Polars
The rivet-polars plugin provides a compute engine backed by the Polars DataFrame library. It executes SQL via polars.SQLContext and supports lazy evaluation with optional streaming.
pip install 'rivetsql[polars]'
Engine Configuration
default:
engines:
- name: fast
type: polars
options:
streaming: true
n_threads: 4
check_dtypes: true
catalogs: [local]
Engine Options
| Option |
Type |
Default |
Description |
streaming |
bool |
false |
Enable streaming engine for reduced memory |
n_threads |
int |
None |
Threads for parallel execution |
check_dtypes |
bool |
true |
Validate data types during operations |
concurrency_limit |
int |
1 |
Max fused groups executing in parallel.

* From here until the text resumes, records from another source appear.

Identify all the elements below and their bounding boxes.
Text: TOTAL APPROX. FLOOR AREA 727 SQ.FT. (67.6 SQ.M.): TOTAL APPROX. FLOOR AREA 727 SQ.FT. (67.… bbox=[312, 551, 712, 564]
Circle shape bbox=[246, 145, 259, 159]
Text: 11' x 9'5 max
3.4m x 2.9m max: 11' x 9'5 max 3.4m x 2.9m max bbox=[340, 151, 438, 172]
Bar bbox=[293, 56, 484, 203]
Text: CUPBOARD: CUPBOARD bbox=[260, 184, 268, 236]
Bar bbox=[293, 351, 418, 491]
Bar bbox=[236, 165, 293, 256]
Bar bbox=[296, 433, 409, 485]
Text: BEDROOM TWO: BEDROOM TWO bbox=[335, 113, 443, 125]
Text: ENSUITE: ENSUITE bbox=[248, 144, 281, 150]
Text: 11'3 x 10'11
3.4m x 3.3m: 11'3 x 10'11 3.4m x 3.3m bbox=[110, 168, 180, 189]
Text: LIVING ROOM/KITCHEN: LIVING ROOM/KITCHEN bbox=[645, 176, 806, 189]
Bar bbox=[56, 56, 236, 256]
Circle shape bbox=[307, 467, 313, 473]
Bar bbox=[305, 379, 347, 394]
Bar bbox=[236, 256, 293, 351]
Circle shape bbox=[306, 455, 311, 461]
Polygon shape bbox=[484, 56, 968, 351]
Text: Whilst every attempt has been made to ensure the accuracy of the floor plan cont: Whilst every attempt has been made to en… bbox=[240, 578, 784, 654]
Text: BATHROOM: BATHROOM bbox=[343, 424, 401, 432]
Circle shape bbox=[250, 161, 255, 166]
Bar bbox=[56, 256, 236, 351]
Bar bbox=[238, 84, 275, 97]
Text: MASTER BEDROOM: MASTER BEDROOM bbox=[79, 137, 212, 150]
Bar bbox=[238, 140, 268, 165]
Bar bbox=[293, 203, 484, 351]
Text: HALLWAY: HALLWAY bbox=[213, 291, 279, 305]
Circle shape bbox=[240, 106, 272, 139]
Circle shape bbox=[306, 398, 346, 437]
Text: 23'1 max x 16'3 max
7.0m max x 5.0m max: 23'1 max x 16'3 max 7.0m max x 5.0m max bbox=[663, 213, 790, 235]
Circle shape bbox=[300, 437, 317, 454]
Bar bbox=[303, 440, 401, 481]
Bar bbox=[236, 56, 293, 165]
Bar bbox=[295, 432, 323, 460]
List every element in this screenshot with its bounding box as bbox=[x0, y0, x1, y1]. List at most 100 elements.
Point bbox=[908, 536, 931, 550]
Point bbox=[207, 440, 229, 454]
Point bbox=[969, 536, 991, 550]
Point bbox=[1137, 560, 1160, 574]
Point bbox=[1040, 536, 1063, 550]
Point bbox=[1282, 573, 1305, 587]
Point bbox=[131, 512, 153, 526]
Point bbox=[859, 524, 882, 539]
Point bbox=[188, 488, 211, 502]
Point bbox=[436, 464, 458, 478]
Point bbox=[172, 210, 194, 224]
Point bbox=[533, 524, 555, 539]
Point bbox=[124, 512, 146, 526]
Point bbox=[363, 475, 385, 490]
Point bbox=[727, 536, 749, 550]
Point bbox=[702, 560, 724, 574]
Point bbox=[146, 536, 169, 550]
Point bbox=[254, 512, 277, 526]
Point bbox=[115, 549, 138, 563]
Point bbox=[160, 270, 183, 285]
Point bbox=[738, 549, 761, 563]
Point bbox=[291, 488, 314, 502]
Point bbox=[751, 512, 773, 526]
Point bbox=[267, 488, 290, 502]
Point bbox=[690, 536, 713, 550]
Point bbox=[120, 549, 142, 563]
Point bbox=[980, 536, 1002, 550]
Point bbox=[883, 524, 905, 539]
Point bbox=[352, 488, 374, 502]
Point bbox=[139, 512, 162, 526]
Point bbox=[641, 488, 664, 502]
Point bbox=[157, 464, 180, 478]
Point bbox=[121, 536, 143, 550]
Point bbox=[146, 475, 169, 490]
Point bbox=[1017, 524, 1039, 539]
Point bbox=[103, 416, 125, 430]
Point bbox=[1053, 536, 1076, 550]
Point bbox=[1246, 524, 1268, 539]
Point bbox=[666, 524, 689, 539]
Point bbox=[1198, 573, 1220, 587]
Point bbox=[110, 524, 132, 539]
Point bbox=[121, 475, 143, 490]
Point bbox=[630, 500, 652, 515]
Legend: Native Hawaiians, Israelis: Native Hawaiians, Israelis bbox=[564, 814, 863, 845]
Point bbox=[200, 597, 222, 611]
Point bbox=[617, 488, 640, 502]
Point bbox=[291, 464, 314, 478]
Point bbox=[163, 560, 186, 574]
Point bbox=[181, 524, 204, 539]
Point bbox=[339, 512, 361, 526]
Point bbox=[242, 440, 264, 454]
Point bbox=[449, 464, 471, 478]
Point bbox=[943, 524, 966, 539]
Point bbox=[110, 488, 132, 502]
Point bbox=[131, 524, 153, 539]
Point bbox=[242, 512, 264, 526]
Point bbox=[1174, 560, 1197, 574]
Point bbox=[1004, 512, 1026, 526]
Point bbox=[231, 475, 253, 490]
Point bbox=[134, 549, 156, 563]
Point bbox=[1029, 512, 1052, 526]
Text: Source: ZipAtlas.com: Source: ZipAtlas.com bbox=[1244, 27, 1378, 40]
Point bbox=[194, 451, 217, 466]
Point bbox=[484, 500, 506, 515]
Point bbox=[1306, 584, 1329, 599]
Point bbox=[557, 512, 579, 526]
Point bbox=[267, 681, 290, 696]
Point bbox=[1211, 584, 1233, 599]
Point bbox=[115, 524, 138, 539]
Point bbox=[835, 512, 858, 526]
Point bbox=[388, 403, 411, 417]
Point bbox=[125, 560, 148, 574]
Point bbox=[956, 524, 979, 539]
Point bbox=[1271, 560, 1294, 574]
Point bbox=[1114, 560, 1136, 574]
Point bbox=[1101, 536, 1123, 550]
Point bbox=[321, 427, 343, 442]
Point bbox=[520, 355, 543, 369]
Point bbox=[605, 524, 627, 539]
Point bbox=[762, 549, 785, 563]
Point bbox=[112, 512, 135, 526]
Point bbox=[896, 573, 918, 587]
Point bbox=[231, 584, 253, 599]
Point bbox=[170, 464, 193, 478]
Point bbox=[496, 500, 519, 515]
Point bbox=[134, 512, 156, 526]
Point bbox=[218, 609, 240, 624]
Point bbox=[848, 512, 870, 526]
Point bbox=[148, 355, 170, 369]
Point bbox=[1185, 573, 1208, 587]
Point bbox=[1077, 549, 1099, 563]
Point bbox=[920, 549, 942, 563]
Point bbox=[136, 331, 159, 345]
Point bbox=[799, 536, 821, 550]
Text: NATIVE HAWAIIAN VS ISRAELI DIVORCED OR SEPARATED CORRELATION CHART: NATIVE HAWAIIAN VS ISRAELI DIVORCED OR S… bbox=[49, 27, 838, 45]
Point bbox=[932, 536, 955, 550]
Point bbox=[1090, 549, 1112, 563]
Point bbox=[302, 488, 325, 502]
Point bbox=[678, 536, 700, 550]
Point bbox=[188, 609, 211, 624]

Keep at 1 for Polars (in-process, CPU-bound). |
Supported Catalog Types
| Catalog type |
Capabilities |
arrow |
projection, predicate, limit, cast pushdown; join; aggregation |
filesystem |
projection, predicate, limit, cast pushdown; join; aggregation |
Cross-Catalog Adapters
| Adapter |
Requires |
Description |
S3PolarsAdapter |
boto3 |
Read S3 objects via Polars |
GluePolarsAdapter |
boto3 |
Read Glue-managed tables |
UnityPolarsAdapter |
requests |
Read Unity Catalog tables |
Usage Examples
Source from filesystem
Optional Dependencies
| Extra |
Package |
Purpose |
delta |
deltalake>=0.14 |
Read and write Delta Lake tables |
pip install 'rivetsql[polars]' deltalake
Known Limitations
- No catalog plugin — Polars provides only a compute engine. Pair with
filesystem or arrow.
- No native sink support — Write operations require a catalog that provides its own sink.
- SQL dialect — Uses DuckDB SQL dialect via
polars.SQLContext. Some advanced features may not be supported.
- Streaming limitations — Some operations may fall back to non-streaming execution.